Pradip Overseas has dropped its plans to develop a textile special economic zone (SEZ) at Bhamasra near Ahmedabad, Gujarat. The project was shelved due to poor response from the textile manufacturers and the recent changes in tax conditions for SEZs. Specially, imposing of the 18.5% minimum alternate tax (MAT) on SEZs. The company has approached the Board of Approvals (BoA) to cancel the formal approval given to the company in August 2008. The project was yet to receive the SEZ notification from the BoA.
The Rs.20 billion project was announced in August 2008 and the company had signed a Memorandum of Understanding (MoU) with the Government of Gujarat during the Vibrant Gujarat investment festival of 2009 in January 2009. The SEZ was to be built over an area of 247 acres, out of which the company had already acquired 241.89 acres in October 2009 and was planning to commission the project by June 2011. However, construction work on the project never began as around 32 acres were yet to be acquired and Paradip Overseas was looking for contractors to develop the SEZ.
Pradip Overseas has now proposed to develop the site as an industrial park. It plans to begin work on the site by November 2012 and commission the park by December 2014. According to information provided by one of the technical Directors of Pradip Overseas the park will have 65 units from various sectors of industries like textile, automobile, engineering, plastic and capital goods. Once commissioned it will provide employment opportunities to around 11,000 people.
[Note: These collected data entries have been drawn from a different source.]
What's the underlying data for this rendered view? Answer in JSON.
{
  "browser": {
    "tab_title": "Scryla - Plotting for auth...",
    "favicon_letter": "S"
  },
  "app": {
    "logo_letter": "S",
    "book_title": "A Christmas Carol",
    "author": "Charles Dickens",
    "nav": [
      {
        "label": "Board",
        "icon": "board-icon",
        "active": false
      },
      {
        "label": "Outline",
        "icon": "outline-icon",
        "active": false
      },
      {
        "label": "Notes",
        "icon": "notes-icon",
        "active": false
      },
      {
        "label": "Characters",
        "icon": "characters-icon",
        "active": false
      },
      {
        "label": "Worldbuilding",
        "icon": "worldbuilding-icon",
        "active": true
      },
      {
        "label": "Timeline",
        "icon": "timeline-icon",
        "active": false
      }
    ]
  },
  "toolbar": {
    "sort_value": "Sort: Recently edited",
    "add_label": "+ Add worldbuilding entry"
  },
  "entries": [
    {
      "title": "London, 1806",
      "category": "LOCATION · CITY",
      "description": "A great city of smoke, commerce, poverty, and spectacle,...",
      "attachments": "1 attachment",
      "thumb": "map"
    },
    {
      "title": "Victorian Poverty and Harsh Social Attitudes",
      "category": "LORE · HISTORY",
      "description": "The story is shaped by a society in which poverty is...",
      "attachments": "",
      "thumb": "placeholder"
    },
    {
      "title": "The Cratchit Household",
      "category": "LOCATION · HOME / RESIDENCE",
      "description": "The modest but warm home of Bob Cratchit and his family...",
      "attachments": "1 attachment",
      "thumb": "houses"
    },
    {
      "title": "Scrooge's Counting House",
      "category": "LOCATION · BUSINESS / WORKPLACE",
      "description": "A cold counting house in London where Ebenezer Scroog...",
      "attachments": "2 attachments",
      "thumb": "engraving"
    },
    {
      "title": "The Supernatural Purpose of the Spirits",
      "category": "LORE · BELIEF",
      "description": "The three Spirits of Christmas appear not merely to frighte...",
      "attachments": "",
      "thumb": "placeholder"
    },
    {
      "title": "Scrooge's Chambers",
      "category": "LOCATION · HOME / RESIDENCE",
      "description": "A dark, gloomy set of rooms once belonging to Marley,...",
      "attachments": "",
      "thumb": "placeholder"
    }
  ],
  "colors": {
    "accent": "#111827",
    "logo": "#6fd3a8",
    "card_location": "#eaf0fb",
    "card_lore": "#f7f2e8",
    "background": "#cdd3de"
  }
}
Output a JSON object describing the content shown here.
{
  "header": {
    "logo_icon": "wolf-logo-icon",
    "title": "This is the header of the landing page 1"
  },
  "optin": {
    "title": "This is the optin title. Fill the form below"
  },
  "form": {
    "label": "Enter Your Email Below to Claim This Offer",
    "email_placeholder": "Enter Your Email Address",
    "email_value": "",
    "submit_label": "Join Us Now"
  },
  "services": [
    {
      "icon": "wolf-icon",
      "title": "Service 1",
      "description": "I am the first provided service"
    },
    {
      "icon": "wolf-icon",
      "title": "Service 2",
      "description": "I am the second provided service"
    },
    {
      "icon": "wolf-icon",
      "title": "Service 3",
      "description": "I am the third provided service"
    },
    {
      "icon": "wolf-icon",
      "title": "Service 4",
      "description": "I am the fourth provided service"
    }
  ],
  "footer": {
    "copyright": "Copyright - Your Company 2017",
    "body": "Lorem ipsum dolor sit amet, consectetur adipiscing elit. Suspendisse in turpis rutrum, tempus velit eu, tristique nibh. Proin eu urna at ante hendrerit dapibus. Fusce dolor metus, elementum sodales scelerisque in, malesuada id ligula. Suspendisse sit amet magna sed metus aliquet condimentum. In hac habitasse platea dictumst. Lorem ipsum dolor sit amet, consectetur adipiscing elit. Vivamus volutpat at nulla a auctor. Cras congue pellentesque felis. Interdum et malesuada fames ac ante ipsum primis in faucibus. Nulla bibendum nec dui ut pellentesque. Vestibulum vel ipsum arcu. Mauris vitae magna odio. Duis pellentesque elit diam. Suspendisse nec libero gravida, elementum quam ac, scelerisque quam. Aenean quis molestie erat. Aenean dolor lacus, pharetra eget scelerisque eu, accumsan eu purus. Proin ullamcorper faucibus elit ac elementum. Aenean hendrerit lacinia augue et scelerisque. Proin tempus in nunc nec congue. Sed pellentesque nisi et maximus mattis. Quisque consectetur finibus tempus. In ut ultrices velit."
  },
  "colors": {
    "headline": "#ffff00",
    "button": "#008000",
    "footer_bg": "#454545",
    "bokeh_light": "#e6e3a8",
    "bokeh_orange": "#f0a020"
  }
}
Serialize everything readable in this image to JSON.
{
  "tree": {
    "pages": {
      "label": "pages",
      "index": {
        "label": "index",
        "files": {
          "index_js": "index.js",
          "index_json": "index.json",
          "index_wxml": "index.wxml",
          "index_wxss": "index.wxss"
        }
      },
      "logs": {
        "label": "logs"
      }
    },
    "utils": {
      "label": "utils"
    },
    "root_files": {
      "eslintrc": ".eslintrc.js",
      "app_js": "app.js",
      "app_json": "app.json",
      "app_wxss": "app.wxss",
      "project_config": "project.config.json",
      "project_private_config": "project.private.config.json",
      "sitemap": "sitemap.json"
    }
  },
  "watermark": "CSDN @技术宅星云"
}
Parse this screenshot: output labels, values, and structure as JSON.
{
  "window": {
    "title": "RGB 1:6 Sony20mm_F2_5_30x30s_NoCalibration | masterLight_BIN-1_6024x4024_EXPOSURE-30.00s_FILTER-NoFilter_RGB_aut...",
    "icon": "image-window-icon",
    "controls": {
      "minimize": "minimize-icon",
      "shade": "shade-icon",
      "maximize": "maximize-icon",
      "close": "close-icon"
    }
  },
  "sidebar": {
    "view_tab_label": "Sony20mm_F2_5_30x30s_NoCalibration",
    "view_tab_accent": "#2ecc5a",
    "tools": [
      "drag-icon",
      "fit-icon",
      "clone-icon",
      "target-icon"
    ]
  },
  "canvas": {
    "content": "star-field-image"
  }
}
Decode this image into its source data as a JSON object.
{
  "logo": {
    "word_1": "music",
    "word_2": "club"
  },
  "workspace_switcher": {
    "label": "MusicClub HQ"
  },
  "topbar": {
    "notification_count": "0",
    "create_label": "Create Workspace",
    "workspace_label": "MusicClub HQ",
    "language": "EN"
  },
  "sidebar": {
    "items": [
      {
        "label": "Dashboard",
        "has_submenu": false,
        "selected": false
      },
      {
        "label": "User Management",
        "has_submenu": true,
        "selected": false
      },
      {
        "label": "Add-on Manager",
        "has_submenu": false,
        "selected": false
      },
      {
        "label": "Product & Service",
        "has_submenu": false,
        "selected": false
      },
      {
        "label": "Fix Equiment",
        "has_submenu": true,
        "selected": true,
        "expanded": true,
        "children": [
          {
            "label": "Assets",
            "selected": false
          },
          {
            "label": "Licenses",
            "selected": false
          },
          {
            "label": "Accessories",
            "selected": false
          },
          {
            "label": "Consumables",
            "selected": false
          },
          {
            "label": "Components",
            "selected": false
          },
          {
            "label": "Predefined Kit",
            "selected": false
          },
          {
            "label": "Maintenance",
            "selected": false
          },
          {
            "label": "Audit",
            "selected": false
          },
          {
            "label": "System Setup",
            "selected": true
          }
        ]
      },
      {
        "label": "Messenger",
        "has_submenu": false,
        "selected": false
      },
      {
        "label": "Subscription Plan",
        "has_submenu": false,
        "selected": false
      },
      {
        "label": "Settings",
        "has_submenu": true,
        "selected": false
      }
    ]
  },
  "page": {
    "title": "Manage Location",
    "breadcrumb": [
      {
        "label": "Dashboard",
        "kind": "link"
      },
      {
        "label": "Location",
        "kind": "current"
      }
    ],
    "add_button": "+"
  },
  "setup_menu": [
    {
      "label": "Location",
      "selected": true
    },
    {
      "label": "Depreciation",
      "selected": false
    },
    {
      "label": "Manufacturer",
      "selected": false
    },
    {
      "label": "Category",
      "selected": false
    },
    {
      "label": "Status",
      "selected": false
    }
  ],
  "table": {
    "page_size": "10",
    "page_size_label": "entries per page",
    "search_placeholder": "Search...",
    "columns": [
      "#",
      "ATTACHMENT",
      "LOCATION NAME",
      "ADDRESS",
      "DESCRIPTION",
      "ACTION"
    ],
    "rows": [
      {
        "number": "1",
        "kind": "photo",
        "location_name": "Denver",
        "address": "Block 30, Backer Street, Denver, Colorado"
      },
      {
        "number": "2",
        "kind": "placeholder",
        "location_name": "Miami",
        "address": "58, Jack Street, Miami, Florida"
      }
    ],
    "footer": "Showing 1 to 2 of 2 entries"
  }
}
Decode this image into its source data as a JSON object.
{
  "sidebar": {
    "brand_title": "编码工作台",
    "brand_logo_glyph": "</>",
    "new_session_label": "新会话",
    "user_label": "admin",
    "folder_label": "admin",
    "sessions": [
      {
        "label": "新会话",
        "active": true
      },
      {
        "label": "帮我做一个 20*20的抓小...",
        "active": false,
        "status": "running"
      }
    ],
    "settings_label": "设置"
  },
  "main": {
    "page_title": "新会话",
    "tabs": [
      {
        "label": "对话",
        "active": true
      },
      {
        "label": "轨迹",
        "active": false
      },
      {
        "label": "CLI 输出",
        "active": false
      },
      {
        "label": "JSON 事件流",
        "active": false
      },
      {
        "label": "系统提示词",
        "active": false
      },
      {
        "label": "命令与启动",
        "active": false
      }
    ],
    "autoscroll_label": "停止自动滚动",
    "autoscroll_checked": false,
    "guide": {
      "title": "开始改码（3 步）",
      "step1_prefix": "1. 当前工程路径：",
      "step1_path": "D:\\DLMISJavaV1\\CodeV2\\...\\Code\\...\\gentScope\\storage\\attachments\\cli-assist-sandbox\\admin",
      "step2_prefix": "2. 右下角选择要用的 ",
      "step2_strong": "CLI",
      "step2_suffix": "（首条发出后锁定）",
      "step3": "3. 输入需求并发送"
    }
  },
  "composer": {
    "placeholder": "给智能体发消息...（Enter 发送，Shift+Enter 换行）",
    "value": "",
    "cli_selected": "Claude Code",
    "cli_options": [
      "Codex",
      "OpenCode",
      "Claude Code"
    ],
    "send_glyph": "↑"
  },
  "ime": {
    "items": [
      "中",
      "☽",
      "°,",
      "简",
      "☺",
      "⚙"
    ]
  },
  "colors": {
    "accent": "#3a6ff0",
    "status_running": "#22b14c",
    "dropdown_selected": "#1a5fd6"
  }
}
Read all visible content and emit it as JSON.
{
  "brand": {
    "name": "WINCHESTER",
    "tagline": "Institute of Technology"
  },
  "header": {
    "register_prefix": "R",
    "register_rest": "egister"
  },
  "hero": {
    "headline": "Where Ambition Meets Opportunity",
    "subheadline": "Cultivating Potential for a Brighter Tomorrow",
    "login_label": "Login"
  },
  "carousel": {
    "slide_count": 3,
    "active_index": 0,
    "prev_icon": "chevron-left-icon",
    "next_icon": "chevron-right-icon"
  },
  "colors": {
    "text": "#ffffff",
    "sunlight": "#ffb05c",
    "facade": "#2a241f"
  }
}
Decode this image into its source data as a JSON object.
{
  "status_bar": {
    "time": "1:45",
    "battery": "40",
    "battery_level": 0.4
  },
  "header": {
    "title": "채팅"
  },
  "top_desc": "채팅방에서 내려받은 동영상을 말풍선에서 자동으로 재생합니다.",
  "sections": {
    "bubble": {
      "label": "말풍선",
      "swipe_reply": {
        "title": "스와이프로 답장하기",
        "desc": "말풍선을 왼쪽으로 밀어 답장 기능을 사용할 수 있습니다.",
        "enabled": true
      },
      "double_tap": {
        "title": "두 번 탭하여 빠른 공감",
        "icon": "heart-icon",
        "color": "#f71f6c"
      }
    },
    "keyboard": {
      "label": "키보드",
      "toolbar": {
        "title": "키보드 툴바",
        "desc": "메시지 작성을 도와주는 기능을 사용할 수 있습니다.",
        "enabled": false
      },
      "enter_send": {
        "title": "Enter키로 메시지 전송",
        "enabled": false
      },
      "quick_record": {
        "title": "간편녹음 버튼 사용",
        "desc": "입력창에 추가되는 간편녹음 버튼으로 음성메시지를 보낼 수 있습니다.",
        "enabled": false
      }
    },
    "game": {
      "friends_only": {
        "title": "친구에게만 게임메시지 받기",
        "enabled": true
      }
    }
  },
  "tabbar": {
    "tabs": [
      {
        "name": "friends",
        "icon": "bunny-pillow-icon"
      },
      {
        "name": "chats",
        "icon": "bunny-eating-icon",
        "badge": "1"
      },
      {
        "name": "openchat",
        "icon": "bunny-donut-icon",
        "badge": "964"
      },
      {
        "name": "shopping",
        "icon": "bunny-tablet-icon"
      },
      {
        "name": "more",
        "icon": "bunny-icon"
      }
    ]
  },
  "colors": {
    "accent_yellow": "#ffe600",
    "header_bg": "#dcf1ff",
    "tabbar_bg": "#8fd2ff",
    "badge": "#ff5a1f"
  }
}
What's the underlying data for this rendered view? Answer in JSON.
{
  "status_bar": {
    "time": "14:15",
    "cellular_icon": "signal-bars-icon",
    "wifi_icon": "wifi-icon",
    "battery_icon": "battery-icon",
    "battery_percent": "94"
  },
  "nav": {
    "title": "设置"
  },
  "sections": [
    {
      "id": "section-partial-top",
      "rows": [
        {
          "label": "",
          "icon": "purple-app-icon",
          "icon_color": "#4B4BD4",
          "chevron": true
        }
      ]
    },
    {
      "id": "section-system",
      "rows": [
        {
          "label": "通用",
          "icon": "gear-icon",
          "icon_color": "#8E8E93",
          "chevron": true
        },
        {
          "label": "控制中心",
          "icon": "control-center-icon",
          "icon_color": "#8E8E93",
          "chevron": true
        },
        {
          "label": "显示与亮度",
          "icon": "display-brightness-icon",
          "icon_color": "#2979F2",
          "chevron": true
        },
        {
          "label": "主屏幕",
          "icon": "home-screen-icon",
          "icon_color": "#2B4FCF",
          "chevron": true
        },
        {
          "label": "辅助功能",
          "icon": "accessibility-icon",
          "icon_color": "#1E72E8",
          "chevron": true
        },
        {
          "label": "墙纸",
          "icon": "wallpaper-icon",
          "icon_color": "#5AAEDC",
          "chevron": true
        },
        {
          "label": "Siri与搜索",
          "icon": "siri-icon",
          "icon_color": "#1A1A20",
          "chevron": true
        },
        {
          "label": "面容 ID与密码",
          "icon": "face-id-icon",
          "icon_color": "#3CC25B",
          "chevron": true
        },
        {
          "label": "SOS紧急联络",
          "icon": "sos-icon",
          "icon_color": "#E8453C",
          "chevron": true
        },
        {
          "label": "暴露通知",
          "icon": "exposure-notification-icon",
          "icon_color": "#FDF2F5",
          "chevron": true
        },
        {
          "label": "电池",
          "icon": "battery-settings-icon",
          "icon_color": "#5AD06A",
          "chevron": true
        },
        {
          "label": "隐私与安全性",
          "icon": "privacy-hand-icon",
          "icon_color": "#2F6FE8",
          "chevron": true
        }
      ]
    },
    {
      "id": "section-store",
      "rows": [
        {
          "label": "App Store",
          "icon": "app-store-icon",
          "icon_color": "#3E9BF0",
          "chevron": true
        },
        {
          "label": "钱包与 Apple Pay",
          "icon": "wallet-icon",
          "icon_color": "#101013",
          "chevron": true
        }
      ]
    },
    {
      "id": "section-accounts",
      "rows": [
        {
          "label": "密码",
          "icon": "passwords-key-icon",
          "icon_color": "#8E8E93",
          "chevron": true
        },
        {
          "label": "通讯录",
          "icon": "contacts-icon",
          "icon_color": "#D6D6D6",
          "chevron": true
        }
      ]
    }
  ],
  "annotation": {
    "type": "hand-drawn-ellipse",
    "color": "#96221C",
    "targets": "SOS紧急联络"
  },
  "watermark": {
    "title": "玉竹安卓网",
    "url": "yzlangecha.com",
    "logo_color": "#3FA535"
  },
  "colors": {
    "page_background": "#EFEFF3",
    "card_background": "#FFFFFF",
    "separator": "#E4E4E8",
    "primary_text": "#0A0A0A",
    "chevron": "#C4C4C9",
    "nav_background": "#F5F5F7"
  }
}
Two captive power projects were shelved during the week ended 19 September 2012. Ispat Energy shelved the 270 mw captive power project which was to come up at Dolvi in Raigarh district, Maharashtra. The Rs.10 billion project was proposed by the company in January 2006. BSL Ltd has dropped its plan to come up with a 6 mw captive power plant at Mandapam in Bhilwara district, Rajasthan.
Government Of Himachal Pradesh's fish seed farm project at Pong dam in Himachal Pradesh was scrapped due to unavailability of land. The project was announced in January 2010.
Ten projects worth Rs.31 billion were shelved during the week ended 12 September 2012, including the above four. Six coal blocks were de-allocated by the Central Government on the recommendation of a inter-ministerial group (IMG). IMG is scrutinising 29 coal blocks awarded to private companies.